De landbouwer bouwde een kapelletje, dat echter omstreeks 1400 te klein was en toen vergroot werd. Het vinden van een Maria-beeldje, omstreeks 1350, heeft in de loop van de jaren duizenden mensen naar Maria in Oostrum gebracht. Het beeldje is niet hoger dan 35 centimeter, gemaakt van eikenhout. Oorspronkelijk was het niet met een kroon of andere hoofdversierselen getooid. De mantel is als een hul over het hoofd geslagen en van weerszijden komen aan het hoofd lange haarvlechten uit. In 1884 is het beeldje gepolychromeerd (vōōr de kroning). Waarschijnlijk is dit gebeurd door Jan Vermeulen, koster van Venray, die ook een schildersbedrijf had. Dit zou Vermeulen aan pastoor Asselberghs verteld hebben, aldus het door hem bijgehouden dagboek.
Vele processies maar ook honderden individuele bezoekers kwamen
naar Oostrum om bij Maria steun en toeverlaat te vinden tijdens ziekten, moeilijke omstandigheden en tegenvallers in het leven, maar evenzeer om te danken voor het vele goede dat mensen in een leven ervaren.

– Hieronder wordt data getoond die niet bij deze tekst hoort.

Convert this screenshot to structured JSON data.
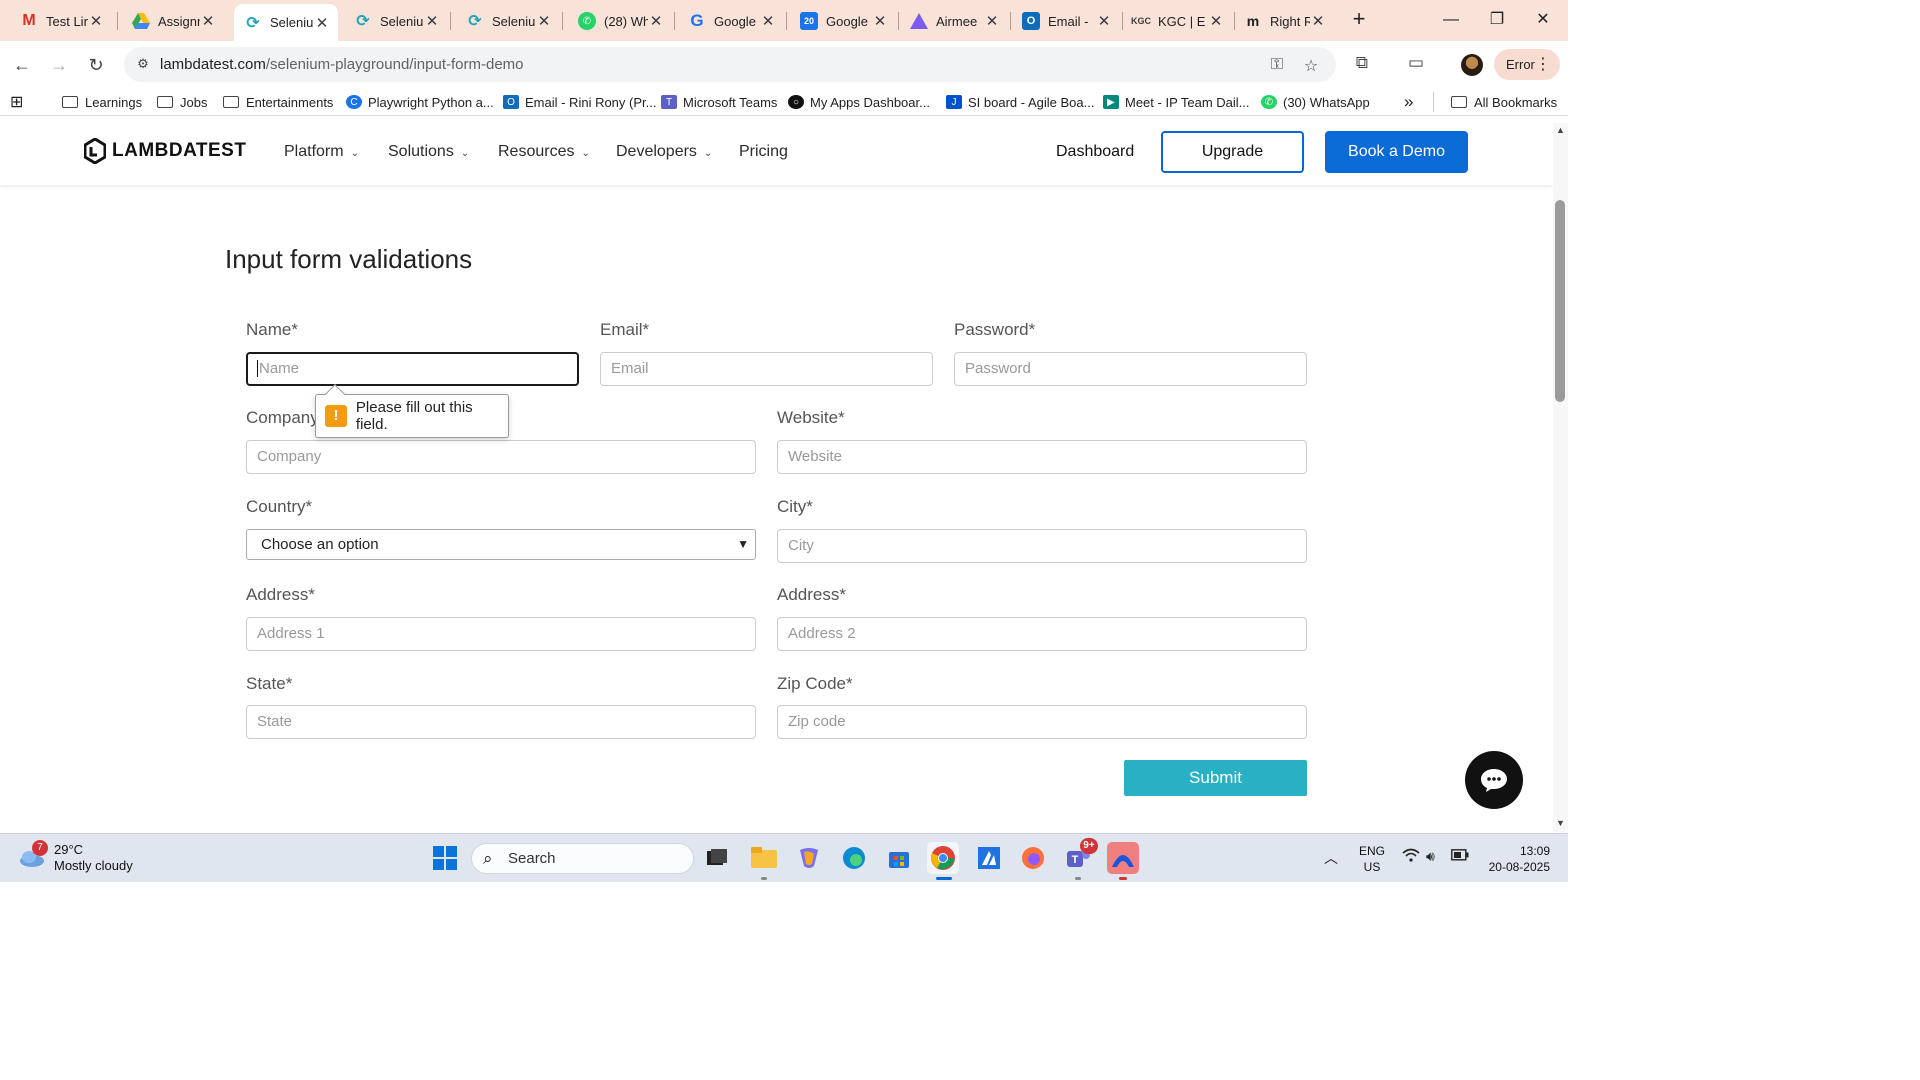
{
  "browser": {
    "tabs": [
      {
        "title": "Test Lin",
        "icon": "gmail-icon",
        "color": "#d93025"
      },
      {
        "title": "Assignm",
        "icon": "drive-icon",
        "color": "#1a73e8"
      },
      {
        "title": "Seleniu",
        "icon": "lambdatest-icon",
        "color": "#1fa3b8",
        "active": true
      },
      {
        "title": "Seleniu",
        "icon": "lambdatest-icon",
        "color": "#1fa3b8"
      },
      {
        "title": "Seleniu",
        "icon": "lambdatest-icon",
        "color": "#1fa3b8"
      },
      {
        "title": "(28) Wh",
        "icon": "whatsapp-icon",
        "color": "#25d366"
      },
      {
        "title": "Google",
        "icon": "google-icon",
        "color": "#1a73e8"
      },
      {
        "title": "Google",
        "icon": "calendar-icon",
        "color": "#1a73e8"
      },
      {
        "title": "Airmee",
        "icon": "airmeet-icon",
        "color": "#7b5cf0"
      },
      {
        "title": "Email -",
        "icon": "outlook-icon",
        "color": "#0f6cbd"
      },
      {
        "title": "KGC | E",
        "icon": "kgc-icon",
        "color": "#8a2be2"
      },
      {
        "title": "Right R",
        "icon": "rr-icon",
        "color": "#333333"
      }
    ],
    "url_host": "lambdatest.com",
    "url_path": "/selenium-playground/input-form-demo",
    "profile_status": "Error"
  },
  "bookmarks": [
    {
      "label": "Learnings",
      "type": "folder"
    },
    {
      "label": "Jobs",
      "type": "folder"
    },
    {
      "label": "Entertainments",
      "type": "folder"
    },
    {
      "label": "Playwright Python a...",
      "type": "link",
      "color": "#1a73e8"
    },
    {
      "label": "Email - Rini Rony (Pr...",
      "type": "link",
      "color": "#0f6cbd"
    },
    {
      "label": "Microsoft Teams",
      "type": "link",
      "color": "#5b5fc7"
    },
    {
      "label": "My Apps Dashboar...",
      "type": "link",
      "color": "#111111"
    },
    {
      "label": "SI board - Agile Boa...",
      "type": "link",
      "color": "#0052cc"
    },
    {
      "label": "Meet - IP Team Dail...",
      "type": "link",
      "color": "#00897b"
    },
    {
      "label": "(30) WhatsApp",
      "type": "link",
      "color": "#25d366"
    }
  ],
  "bookmarks_overflow": "»",
  "all_bookmarks": "All Bookmarks",
  "site": {
    "logo": "LAMBDATEST",
    "nav": [
      "Platform",
      "Solutions",
      "Resources",
      "Developers",
      "Pricing"
    ],
    "dashboard": "Dashboard",
    "upgrade": "Upgrade",
    "book_demo": "Book a Demo"
  },
  "form": {
    "title": "Input form validations",
    "name_label": "Name*",
    "name_placeholder": "Name",
    "email_label": "Email*",
    "email_placeholder": "Email",
    "password_label": "Password*",
    "password_placeholder": "Password",
    "company_label": "Company*",
    "company_placeholder": "Company",
    "website_label": "Website*",
    "website_placeholder": "Website",
    "country_label": "Country*",
    "country_selected": "Choose an option",
    "city_label": "City*",
    "city_placeholder": "City",
    "address1_label": "Address*",
    "address1_placeholder": "Address 1",
    "address2_label": "Address*",
    "address2_placeholder": "Address 2",
    "state_label": "State*",
    "state_placeholder": "State",
    "zip_label": "Zip Code*",
    "zip_placeholder": "Zip code",
    "submit": "Submit",
    "validation_message": "Please fill out this field."
  },
  "taskbar": {
    "weather_temp": "29°C",
    "weather_desc": "Mostly cloudy",
    "weather_badge": "7",
    "search": "Search",
    "teams_badge": "9+",
    "lang_1": "ENG",
    "lang_2": "US",
    "time": "13:09",
    "date": "20-08-2025"
  }
}
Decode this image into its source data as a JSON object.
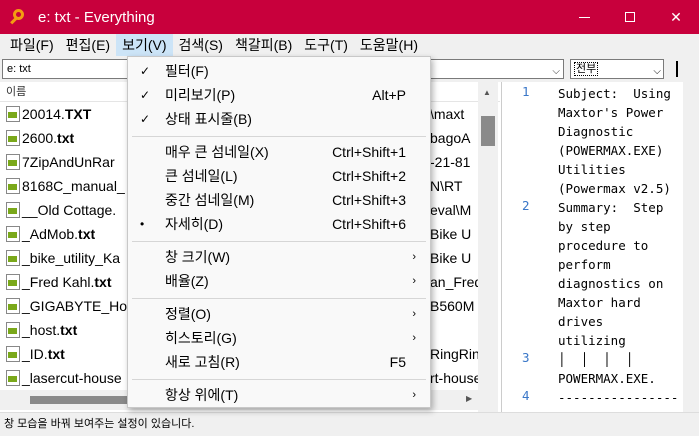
{
  "window": {
    "title": "e: txt - Everything"
  },
  "menubar": {
    "items": [
      "파일(F)",
      "편집(E)",
      "보기(V)",
      "검색(S)",
      "책갈피(B)",
      "도구(T)",
      "도움말(H)"
    ]
  },
  "search": {
    "value": "e: txt",
    "filter": "전부"
  },
  "list": {
    "column": "이름",
    "rows": [
      {
        "name": "20014.",
        "ext": "TXT",
        "path": "\\maxt"
      },
      {
        "name": "2600.",
        "ext": "txt",
        "path": "bagoA"
      },
      {
        "name": "7ZipAndUnRar",
        "ext": "",
        "path": "-21-81"
      },
      {
        "name": "8168C_manual_",
        "ext": "",
        "path": "N\\RT"
      },
      {
        "name": "__Old Cottage.",
        "ext": "",
        "path": "eval\\M"
      },
      {
        "name": "_AdMob.",
        "ext": "txt",
        "path": "Bike U"
      },
      {
        "name": "_bike_utility_Ka",
        "ext": "",
        "path": "Bike U"
      },
      {
        "name": "_Fred Kahl.",
        "ext": "txt",
        "path": "an_Fred"
      },
      {
        "name": "_GIGABYTE_Ho",
        "ext": "",
        "path": "B560M"
      },
      {
        "name": "_host.",
        "ext": "txt",
        "path": ""
      },
      {
        "name": "_ID.",
        "ext": "txt",
        "path": "RingRin"
      },
      {
        "name": "_lasercut-house",
        "ext": "",
        "path": "rt-house"
      }
    ]
  },
  "preview": {
    "lines": [
      {
        "num": "1",
        "text": "Subject:  Using\nMaxtor's Power\nDiagnostic\n(POWERMAX.EXE)\nUtilities\n(Powermax v2.5)"
      },
      {
        "num": "2",
        "text": "Summary:  Step\nby step\nprocedure to\nperform\ndiagnostics on\nMaxtor hard\ndrives\nutilizing"
      },
      {
        "num": "3",
        "text": "│  │  │  │\nPOWERMAX.EXE."
      },
      {
        "num": "4",
        "text": "----------------"
      }
    ]
  },
  "view_menu": {
    "items": [
      {
        "label": "필터(F)",
        "check": "✓",
        "shortcut": "",
        "sub": ""
      },
      {
        "label": "미리보기(P)",
        "check": "✓",
        "shortcut": "Alt+P",
        "sub": ""
      },
      {
        "label": "상태 표시줄(B)",
        "check": "✓",
        "shortcut": "",
        "sub": ""
      },
      {
        "label": "매우 큰 섬네일(X)",
        "check": "",
        "shortcut": "Ctrl+Shift+1",
        "sub": ""
      },
      {
        "label": "큰 섬네일(L)",
        "check": "",
        "shortcut": "Ctrl+Shift+2",
        "sub": ""
      },
      {
        "label": "중간 섬네일(M)",
        "check": "",
        "shortcut": "Ctrl+Shift+3",
        "sub": ""
      },
      {
        "label": "자세히(D)",
        "check": "•",
        "shortcut": "Ctrl+Shift+6",
        "sub": ""
      },
      {
        "label": "창 크기(W)",
        "check": "",
        "shortcut": "",
        "sub": "›"
      },
      {
        "label": "배율(Z)",
        "check": "",
        "shortcut": "",
        "sub": "›"
      },
      {
        "label": "정렬(O)",
        "check": "",
        "shortcut": "",
        "sub": "›"
      },
      {
        "label": "히스토리(G)",
        "check": "",
        "shortcut": "",
        "sub": "›"
      },
      {
        "label": "새로 고침(R)",
        "check": "",
        "shortcut": "F5",
        "sub": ""
      },
      {
        "label": "항상 위에(T)",
        "check": "",
        "shortcut": "",
        "sub": "›"
      }
    ]
  },
  "status": {
    "text": "창 모습을 바꿔 보여주는 설정이 있습니다."
  },
  "colors": {
    "titlebar": "#c8003c",
    "menu_highlight": "#cce4f7",
    "line_number": "#3a77c8"
  }
}
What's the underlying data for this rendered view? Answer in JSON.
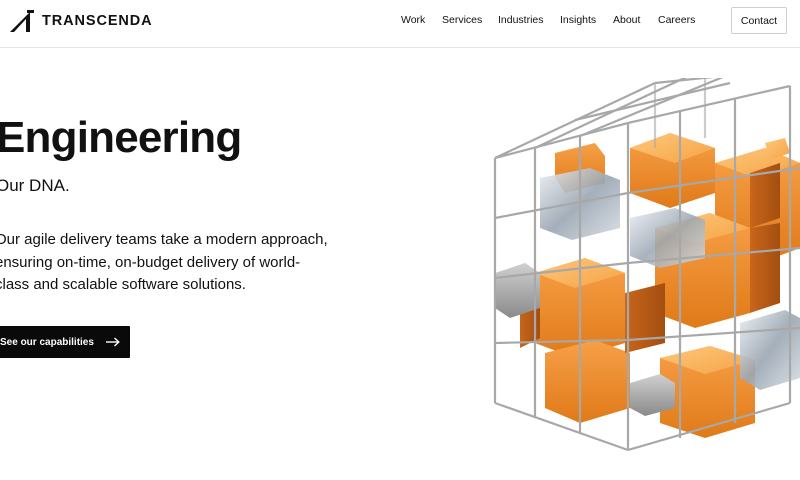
{
  "header": {
    "logo_text": "TRANSCENDA",
    "nav": {
      "work": "Work",
      "services": "Services",
      "industries": "Industries",
      "insights": "Insights",
      "about": "About",
      "careers": "Careers"
    },
    "contact_label": "Contact"
  },
  "hero": {
    "title": "Engineering",
    "subtitle": "Our DNA.",
    "body_lines": [
      "Our agile delivery teams take a modern approach,",
      "ensuring on-time, on-budget delivery of world-",
      "class and scalable software solutions."
    ],
    "cta_label": "See our capabilities"
  },
  "icons": {
    "logo": "logo-mark-icon",
    "cta": "arrow-right-icon",
    "illustration": "cube-grid-illustration"
  },
  "colors": {
    "text": "#111111",
    "cta_background": "#0a0a0a",
    "accent_orange": "#f08a24",
    "frame_gray": "#9a9a9a"
  }
}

In de loop der jaren is er dikwijls aan de kapel gebouwd, zodat de kerk ontstond zoals wij ze uit eigen wetenschap of van op afbeeldingen van vóór 1935 hebben leren kennen.
Aanvankelijk is het zeer zeker de bedoeling geweest om ook een toren te bouwen aan de kapel. De aanzet daartoe is gegeven doch verder dan het kerkdak is men niet gekomen. Die toren kwam er pas rond 1936. Maar tijdens de verschrikkelijke oorlogsjaren van de Tweede Wereldoorlog moest ook Oostrum zijn tol betalen. Op 17 oktober 1944, wanneer de strijd rond Overloon en Venray in alle hevigheid losbarst, wordt de toren opgeblazen. De kerk en de pastorie waren zeer beschadigd.
In de daarop volgende tijd werden de kerkdiensten in het gebouw van de Boerenbond gehouden. Het heeft daarna nog zeer lang geduurd voordat de kerk weer geheel herbouwd was.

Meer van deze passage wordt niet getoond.